Gちゃんが不思議世界にどんどん入って行くのと入れ違いに、Bちゃんはゆっくりと浮世へ戻って来つつあった。

11月、Bちゃんは意識がもどる時間が増え、声をかけて手を握ると、弱々しくではあったが指を動かして、反応してくるようになった。
まだ人工呼吸器は取れず、管を口にくわえているので声は出せない。

腹腔内の状態は一進一退からしだいに回復へと好転し、内部の悪いものを外へ出す処置が功を奏し、あらたな抗生物質の投与、透析などのいくつもの手当を受けて11月半ば、Bちゃんはついに危地を脱し、奇跡的な回復を遂げて、月末には人工呼吸器を外すところまでこぎ着けた。

話しかけると(うん、うん)というように頷くのである。一度ならず二度も、呼吸と心臓が止まって、脳がどうなるか案じられたが、ひどい損傷とまではいかず、記憶も保たれた様子だった。

やがて集中治療室を出て、ナースステーションに近い個室に移るまでになった。
声が出るようになり、手を動かせるようになり、めざましい回復ぶりである。

看護師さんから、
「Bさん、今日もご機嫌ね」
声をかけてもらって、嬉しそうにする。

さほど日を置かず、かすかながら声も出て、「はい」「さむい」一単語程度、話せるようになった。
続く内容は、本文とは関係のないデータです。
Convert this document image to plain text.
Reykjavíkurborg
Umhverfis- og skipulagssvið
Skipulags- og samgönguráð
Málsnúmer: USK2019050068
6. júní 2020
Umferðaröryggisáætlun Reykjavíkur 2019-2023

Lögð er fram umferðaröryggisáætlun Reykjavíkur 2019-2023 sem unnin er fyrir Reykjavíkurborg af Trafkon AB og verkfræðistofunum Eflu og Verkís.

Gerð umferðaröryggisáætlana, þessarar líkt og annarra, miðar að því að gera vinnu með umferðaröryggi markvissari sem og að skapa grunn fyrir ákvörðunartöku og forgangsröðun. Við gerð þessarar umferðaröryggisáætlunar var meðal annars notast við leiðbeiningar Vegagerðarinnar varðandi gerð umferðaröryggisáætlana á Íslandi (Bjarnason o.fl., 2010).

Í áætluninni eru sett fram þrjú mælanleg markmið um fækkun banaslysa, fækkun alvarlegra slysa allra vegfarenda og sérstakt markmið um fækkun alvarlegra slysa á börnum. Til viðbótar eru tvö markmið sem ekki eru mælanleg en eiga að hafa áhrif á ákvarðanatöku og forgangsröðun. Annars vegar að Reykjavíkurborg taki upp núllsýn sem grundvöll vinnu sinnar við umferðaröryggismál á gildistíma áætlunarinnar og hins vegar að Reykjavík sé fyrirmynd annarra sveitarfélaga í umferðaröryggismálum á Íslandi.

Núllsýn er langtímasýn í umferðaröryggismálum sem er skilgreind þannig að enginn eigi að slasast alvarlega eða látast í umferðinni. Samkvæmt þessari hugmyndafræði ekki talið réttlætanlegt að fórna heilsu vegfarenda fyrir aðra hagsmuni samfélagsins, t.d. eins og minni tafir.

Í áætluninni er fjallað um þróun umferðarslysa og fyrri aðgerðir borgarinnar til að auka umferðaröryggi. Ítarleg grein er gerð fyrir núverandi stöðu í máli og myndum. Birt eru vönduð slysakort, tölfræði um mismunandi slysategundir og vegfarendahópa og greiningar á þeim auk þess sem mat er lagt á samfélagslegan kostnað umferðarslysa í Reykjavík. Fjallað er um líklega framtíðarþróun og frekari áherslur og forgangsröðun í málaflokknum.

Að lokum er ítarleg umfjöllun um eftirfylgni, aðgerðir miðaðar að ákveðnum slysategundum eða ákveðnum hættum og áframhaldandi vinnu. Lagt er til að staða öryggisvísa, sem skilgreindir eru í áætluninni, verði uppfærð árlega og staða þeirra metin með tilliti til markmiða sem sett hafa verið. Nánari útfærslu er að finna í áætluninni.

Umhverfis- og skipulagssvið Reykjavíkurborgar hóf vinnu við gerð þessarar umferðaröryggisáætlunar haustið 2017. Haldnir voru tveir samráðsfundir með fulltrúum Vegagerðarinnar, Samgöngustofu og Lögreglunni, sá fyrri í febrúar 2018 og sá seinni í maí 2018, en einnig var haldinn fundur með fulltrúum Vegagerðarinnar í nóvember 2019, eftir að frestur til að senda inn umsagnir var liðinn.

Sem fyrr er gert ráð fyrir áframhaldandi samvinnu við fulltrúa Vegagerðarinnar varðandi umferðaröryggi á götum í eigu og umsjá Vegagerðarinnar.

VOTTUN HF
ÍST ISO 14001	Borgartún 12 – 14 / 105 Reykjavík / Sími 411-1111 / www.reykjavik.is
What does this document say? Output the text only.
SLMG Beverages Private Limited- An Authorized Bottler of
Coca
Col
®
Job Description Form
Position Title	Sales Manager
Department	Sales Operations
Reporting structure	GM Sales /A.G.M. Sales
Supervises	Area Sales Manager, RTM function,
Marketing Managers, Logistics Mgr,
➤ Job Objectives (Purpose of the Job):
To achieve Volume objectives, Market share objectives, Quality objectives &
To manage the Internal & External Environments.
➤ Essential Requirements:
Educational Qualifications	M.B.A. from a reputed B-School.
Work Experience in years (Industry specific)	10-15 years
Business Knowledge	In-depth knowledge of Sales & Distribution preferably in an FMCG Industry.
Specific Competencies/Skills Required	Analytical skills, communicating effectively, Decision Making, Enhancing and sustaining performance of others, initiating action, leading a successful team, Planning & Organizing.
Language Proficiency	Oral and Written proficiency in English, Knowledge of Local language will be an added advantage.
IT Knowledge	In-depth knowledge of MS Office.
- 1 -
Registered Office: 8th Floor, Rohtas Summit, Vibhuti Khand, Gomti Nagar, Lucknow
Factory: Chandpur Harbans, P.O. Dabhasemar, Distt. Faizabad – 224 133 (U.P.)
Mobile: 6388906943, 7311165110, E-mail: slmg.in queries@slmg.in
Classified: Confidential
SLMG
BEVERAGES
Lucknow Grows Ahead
看護師さんの献身的な看護にも、本当に頭がさがる思いだった。
これだけ長期間、Bちゃんは身体をまったく動かせず、完全な寝たきりだったのに、褥瘡ひとつできなかったのである。

Bちゃんの回復は人の命の強さたくましさと、医療現場の人々の頼もしさを、感動するほどに教えてくれたのであった。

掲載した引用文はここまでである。